The unmanned SpaceX Dragon capsule performed a practice lap around the orbiting lab and checked out its communication and navigation systems.
Officials at the U.S. space agency, NASA, and the SpaceX company said the rendezvous went well, although test results still were being analyzed.
It is the first U.S. vessel to visit the space station since NASA's shuttles retired last summer — and the first private spacecraft to ever attempt a delivery. The Dragon is carrying 1,000 pounds (453 kilograms) of provisions.
The space station astronauts struggled with bad computer monitors and camera trouble as the Dragon zoomed toward them, but the problem did not hold up the operation.
The astronauts successfully turned on Dragon's strobe light by remote control, but could not see it because of the sun glare and distance. The Dragon finally popped into camera view about 10 minutes later, appearing as a bright speck of light against the blackness of space, near the Earth's blue horizon. The two solar wings were clearly visible as the Dragon drew closer.
"Can nicely see the vehicle," Dutch spaceman Andre Kuipers said.
On Friday, two of the space station's six astronauts, Kuipers and Donald Pettit, will use the space station's robotic Canadarm2 to grab the Dragon and attach it to the complex. The crew will have a week to unload the contents before releasing the spacecraft for re-entry. It is the only supply ship designed to return to Earth with experiments and equipment; the others burn up in the atmosphere.
'The president just called to say congrats. Caller ID was blocked, so at first I thought it was a telemarketer.'—SpaceX's Elon Musk
It is the first U.S. vessel to visit the space station since NASA's shuttles retired last summer. The space station astronauts struggled with bad computer monitors and camera trouble as the Dragon zoomed toward them. A NASA spokesman in Cape Canaveral, Fla., said the problem would not hold up the operation.
SpaceX's near-term objective is to help stockpile the space station, joining Russia, Europe and Japan in resupply duties. In three or four more years, however, the California-based company run by the billionaire who co-founded PayPal, Elon Musk, hopes to be launching station astronauts.
It is the cornerstone of President Barack Obama's strategy for NASA: turning over orbital flights to private business so the space agency can concentrate on destinations farther afield, such as asteroids and the planet Mars.
Obama called Musk on Wednesday, a day after Dragon's flawless launch from Cape Canaveral aboard the company's Falcon 9 rocket.
"The president just called to say congrats. Caller ID was blocked, so at first I thought it was a telemarketer," Musk said via Twitter early Thursday. He ended his tweet with a smiley emoticon.
Musk monitored Thursday's operation from the SpaceX Mission Control in Hawthorne, Calif., where the company is based.
MacDonald, Dettwiler and Associates built the space station's Canadarm2, and vice-president Paul Cooper welcomed the private-sector involvement.
"I think the test flight of SpaceX actually is one of the first steps toward having good old-fashioned competition to create value in space activities," he told.
Cooper stressed the space station, which is the size of a football field, must keep its distance from any remotely controlled vessels that bring up supplies.

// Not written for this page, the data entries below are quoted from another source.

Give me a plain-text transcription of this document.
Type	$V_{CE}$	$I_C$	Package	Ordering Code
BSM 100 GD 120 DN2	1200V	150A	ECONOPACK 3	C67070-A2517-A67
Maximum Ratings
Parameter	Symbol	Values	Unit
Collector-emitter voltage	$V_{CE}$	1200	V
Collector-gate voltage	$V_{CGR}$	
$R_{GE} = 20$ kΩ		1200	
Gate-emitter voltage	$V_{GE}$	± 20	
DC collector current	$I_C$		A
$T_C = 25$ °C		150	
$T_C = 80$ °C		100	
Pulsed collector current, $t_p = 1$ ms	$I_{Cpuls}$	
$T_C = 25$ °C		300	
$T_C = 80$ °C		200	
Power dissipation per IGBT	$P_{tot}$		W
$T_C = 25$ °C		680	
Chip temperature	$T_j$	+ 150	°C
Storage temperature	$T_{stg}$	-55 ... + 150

"You wouldn't want to have any opportunity for there to be a collision," he said.
"So the easiest way for that to be avoided is to have a plan in which the approach vehicle actually stops before it even touches the space station."
MDA's Dextre, a two-armed, $200-million robot that is also on the space station, will be hooked up to the robotic arm and its cameras will be used to inspect the capsule.
The space capsule will then be docked to the station and the food and supplies on board will be unloaded.
The space shuttles used to be the primary means of getting things to and from the space station. Discovery is now a museum relic, with Endeavour and Atlantis soon to follow.
Aboard the incoming Dragon — 5.8 metres tall and 3.7 metres across — are food, clothes, batteries and other space station gear.